Microsoft today is spinning up a new 501.c non-profit effort as a forum to support open source community projects. The new effort is called the CodePlex Foundation and it builds on the efforts of Microsoft’s Codeplex site.
The timing of this foundation, during the same week in which it was revealed that Microsoft was allegedly trying to unload anti-Linux patent is somewhat curious, don’t you think?
The foundation is initially being funded by Microsoft and will be led by Microsoft’s Sam Ramji (**UPDATED** Ramji is leaving Microsoft on September 25th) . Novell’s Miguel de Icaza will be part of the new foundation’s Board of Directors (don’t forget Microsoft and Novell have an interop and patent deal).
So why does Microsoft need its own open source foundation? And what’s the difference vs what they are doing with Codeplex.com anyways?

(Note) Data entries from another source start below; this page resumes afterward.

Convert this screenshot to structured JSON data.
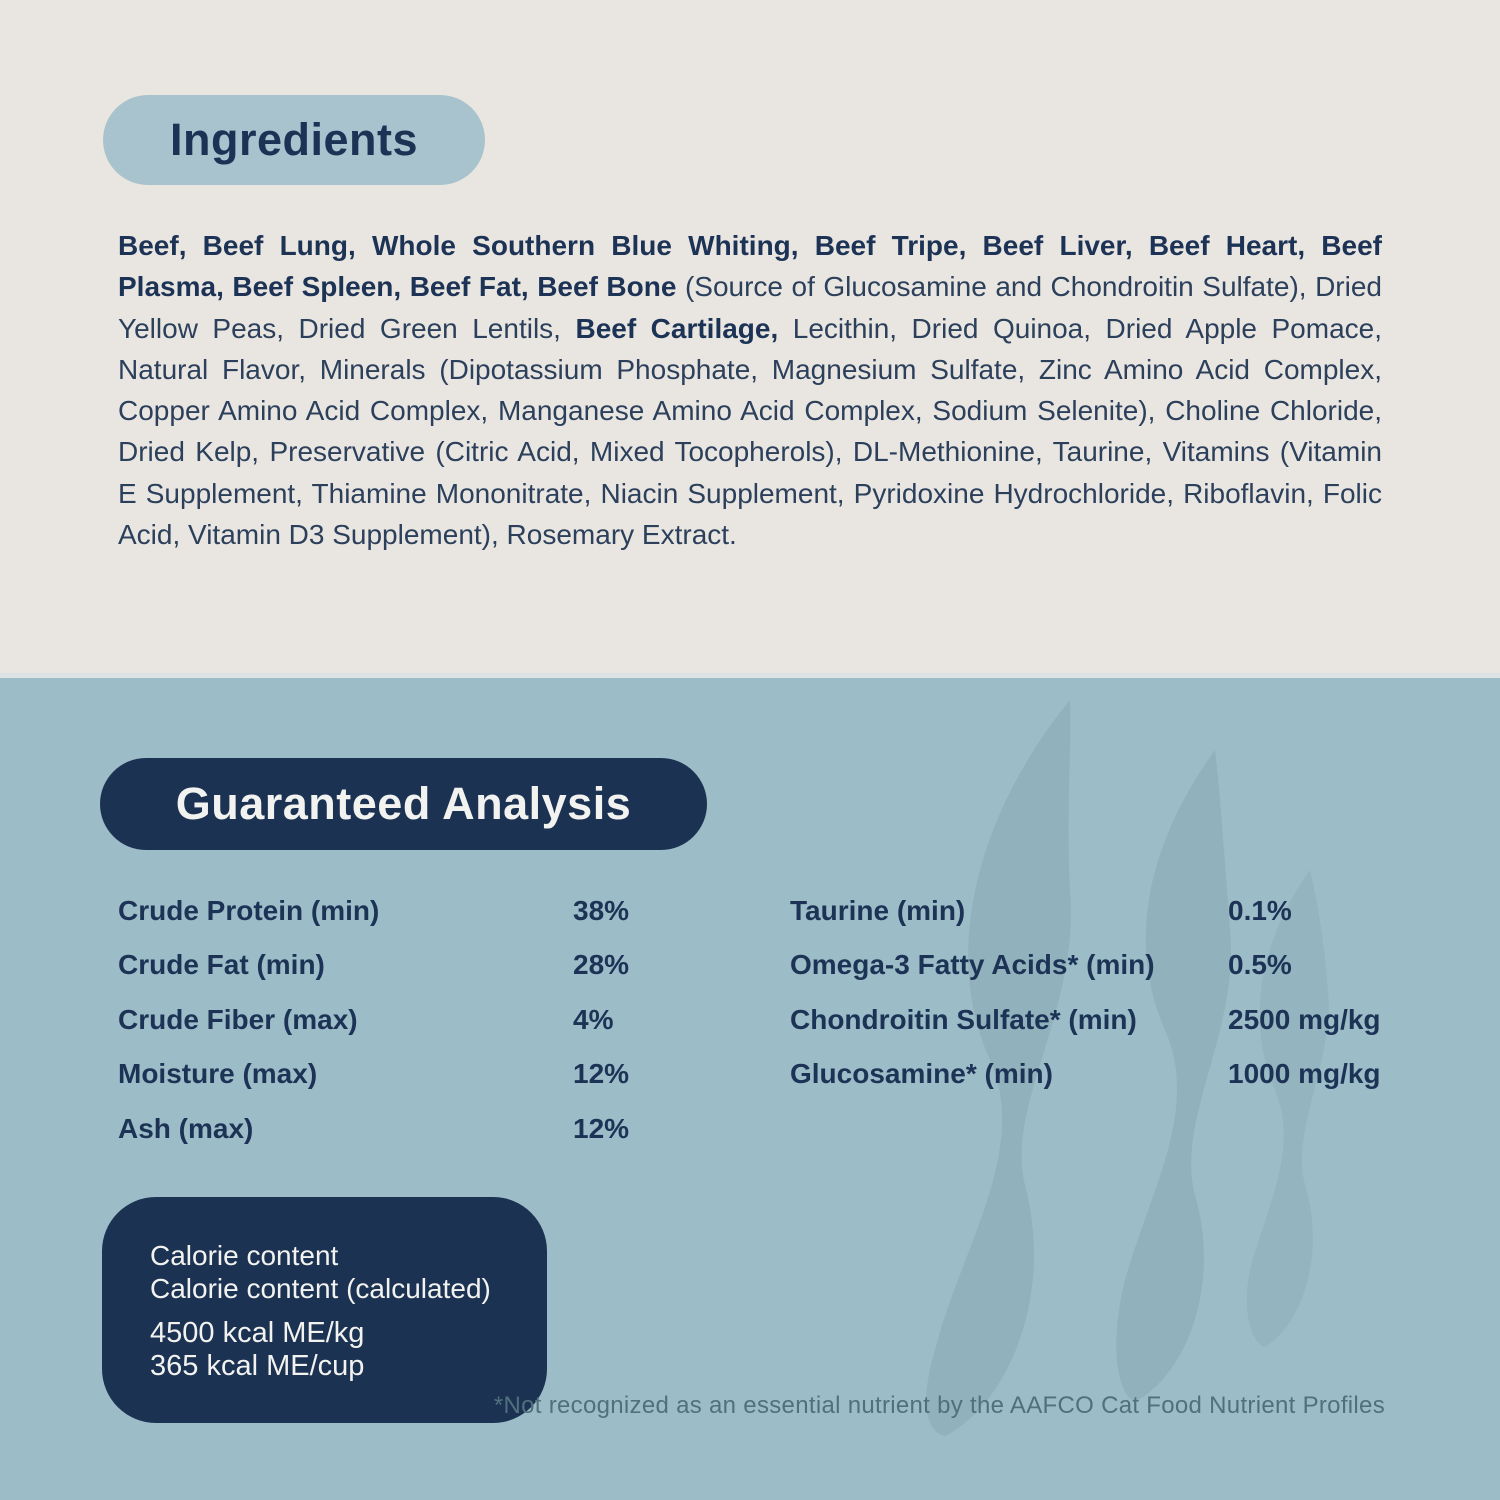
{
  "page": {
    "background_top": "#e9e6e1",
    "background_bottom": "#9cbcc8",
    "navy": "#1c3252",
    "pill_light_blue": "#a8c3cd",
    "text_navy": "#1d3356",
    "footnote_color": "#51707e"
  },
  "icons": {
    "watermark": "smoke-flame-watermark"
  },
  "ingredients": {
    "title": "Ingredients",
    "segments": [
      {
        "bold": true,
        "text": "Beef, Beef Lung, Whole Southern Blue Whiting, Beef Tripe, Beef Liver, Beef Heart, Beef Plasma, Beef Spleen, Beef Fat, Beef Bone"
      },
      {
        "bold": false,
        "text": " (Source of Glucosamine and Chondroitin Sulfate), Dried Yellow Peas, Dried Green Lentils, "
      },
      {
        "bold": true,
        "text": "Beef Cartilage,"
      },
      {
        "bold": false,
        "text": " Lecithin, Dried Quinoa, Dried Apple Pomace, Natural Flavor, Minerals (Dipotassium Phosphate, Magnesium Sulfate, Zinc Amino Acid Complex, Copper Amino Acid Complex, Manganese Amino Acid Complex, Sodium Selenite), Choline Chloride, Dried Kelp, Preservative (Citric Acid, Mixed Tocopherols), DL-Methionine, Taurine, Vitamins (Vitamin E Supplement, Thiamine Mononitrate, Niacin Supplement, Pyridoxine Hydrochloride, Riboflavin, Folic Acid, Vitamin D3 Supplement), Rosemary Extract."
      }
    ]
  },
  "guaranteed_analysis": {
    "title": "Guaranteed Analysis",
    "left_rows": [
      {
        "label": "Crude Protein (min)",
        "value": "38%"
      },
      {
        "label": "Crude Fat (min)",
        "value": "28%"
      },
      {
        "label": "Crude Fiber (max)",
        "value": "4%"
      },
      {
        "label": "Moisture (max)",
        "value": "12%"
      },
      {
        "label": "Ash (max)",
        "value": "12%"
      }
    ],
    "right_rows": [
      {
        "label": "Taurine (min)",
        "value": "0.1%"
      },
      {
        "label": "Omega-3 Fatty Acids* (min)",
        "value": "0.5%"
      },
      {
        "label": "Chondroitin Sulfate* (min)",
        "value": "2500 mg/kg"
      },
      {
        "label": "Glucosamine* (min)",
        "value": "1000 mg/kg"
      }
    ]
  },
  "calorie_box": {
    "lines_top": [
      "Calorie content",
      "Calorie content (calculated)"
    ],
    "lines_bottom": [
      "4500 kcal ME/kg",
      "365 kcal ME/cup"
    ]
  },
  "footnote": "*Not recognized as an essential nutrient by the AAFCO Cat Food Nutrient Profiles"
}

A Microsoft FAQ on the new foundation notes that Codeplex was started in 2006 as a project hosting site that met the needs of commercial developers. The Foundation is related but is a seperate effort.
“The Foundation is
solving similar challenges; ultimately aiming to bring open source and
commercial software developers together in a place where they can
collaborate,” the foundation FAQ states. “This is absolutely independent from the project hosting
site, but it is essentially trying to support the same mission. It is
just solving a different part of the challenge, a part that
Codeplex.com isn’t designed to solve.”